Of course, there are many examples of prejudice between blacks and whites in this novel as well. The theme is absolute.
It most certainly is.
The Robinson trial is, of course, a clear example. Note that while Jem comes to realize that several key members of Maycomb aided Tom (Atticus, Judge Taylor, Link Deas, the Cunningham on the jury), but the majority of the town did not. In fact, as Atticus tells his brother during their Christmas visit, that many members of the community think he should do as little as possible to help Tom. As the trial is about to take place, Scout overhears several men talking outside the courthouse about how they are distressed that Atticus really means to defend Tom. She also realizes that her teacher is prejudice, for she laments what is happening in Nazi German regarding the Jews but she was racist toward the blacks in her own town.
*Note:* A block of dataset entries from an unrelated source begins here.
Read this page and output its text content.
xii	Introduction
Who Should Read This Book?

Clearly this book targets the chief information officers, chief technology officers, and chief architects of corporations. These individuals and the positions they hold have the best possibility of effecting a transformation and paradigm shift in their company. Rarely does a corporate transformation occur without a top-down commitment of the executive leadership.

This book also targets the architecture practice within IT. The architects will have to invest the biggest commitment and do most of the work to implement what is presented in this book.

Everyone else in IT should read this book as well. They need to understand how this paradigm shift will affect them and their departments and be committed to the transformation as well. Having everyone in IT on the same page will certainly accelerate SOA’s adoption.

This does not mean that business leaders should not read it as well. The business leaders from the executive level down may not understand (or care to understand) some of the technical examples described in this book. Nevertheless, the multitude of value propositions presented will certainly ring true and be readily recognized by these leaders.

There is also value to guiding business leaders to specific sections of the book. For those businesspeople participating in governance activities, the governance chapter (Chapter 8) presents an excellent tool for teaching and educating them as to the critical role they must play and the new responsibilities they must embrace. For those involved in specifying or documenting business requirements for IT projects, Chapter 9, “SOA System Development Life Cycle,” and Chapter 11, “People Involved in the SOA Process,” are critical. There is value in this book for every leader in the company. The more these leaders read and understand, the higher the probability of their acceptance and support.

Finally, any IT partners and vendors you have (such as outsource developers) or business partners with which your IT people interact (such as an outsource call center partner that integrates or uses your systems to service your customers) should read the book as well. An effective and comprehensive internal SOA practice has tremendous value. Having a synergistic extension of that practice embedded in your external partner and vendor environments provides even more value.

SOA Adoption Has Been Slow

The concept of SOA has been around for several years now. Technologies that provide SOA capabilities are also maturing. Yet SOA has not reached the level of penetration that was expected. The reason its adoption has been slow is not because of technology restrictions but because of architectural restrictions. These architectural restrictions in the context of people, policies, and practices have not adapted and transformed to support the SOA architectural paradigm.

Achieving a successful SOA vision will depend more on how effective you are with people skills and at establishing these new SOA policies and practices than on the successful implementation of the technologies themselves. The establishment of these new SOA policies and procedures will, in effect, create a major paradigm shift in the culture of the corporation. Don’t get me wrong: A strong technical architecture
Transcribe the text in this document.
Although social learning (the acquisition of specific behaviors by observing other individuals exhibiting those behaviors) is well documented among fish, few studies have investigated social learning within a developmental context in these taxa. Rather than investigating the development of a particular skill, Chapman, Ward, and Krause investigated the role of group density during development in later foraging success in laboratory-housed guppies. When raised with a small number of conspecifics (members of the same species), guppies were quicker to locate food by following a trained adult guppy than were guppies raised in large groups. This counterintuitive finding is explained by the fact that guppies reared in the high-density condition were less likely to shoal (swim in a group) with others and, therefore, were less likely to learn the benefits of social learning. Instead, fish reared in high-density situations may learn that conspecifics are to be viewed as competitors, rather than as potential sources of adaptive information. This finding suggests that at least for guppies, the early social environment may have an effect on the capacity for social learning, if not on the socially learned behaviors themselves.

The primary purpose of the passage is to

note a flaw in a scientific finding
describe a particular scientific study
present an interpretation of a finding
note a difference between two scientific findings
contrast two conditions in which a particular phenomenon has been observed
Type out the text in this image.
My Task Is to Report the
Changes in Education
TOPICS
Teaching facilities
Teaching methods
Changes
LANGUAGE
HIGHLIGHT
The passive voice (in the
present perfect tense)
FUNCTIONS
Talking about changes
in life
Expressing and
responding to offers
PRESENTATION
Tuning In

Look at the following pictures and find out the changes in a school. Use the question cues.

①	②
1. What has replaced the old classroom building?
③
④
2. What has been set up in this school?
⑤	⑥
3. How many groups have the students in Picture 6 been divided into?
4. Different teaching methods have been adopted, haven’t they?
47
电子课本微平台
Also, Heck Tate is willing to protect Boo at the conclusion of the novel because he is white, yet he didn't exactly go out of his way to protect Tom when Mayella and Bob Ewell accused him of rape when it was clearly not the case.
Another example of prejudice is evident in Aunt Alexandra who is prejudice against certain people based on their income and family histories. Note how horrified she is after the verdict when Scout tells her that she is going to befriend Walter Cunningham jr. Alexandra reminds her that Scout is a Finch and, as such, she is not to associate with white trash.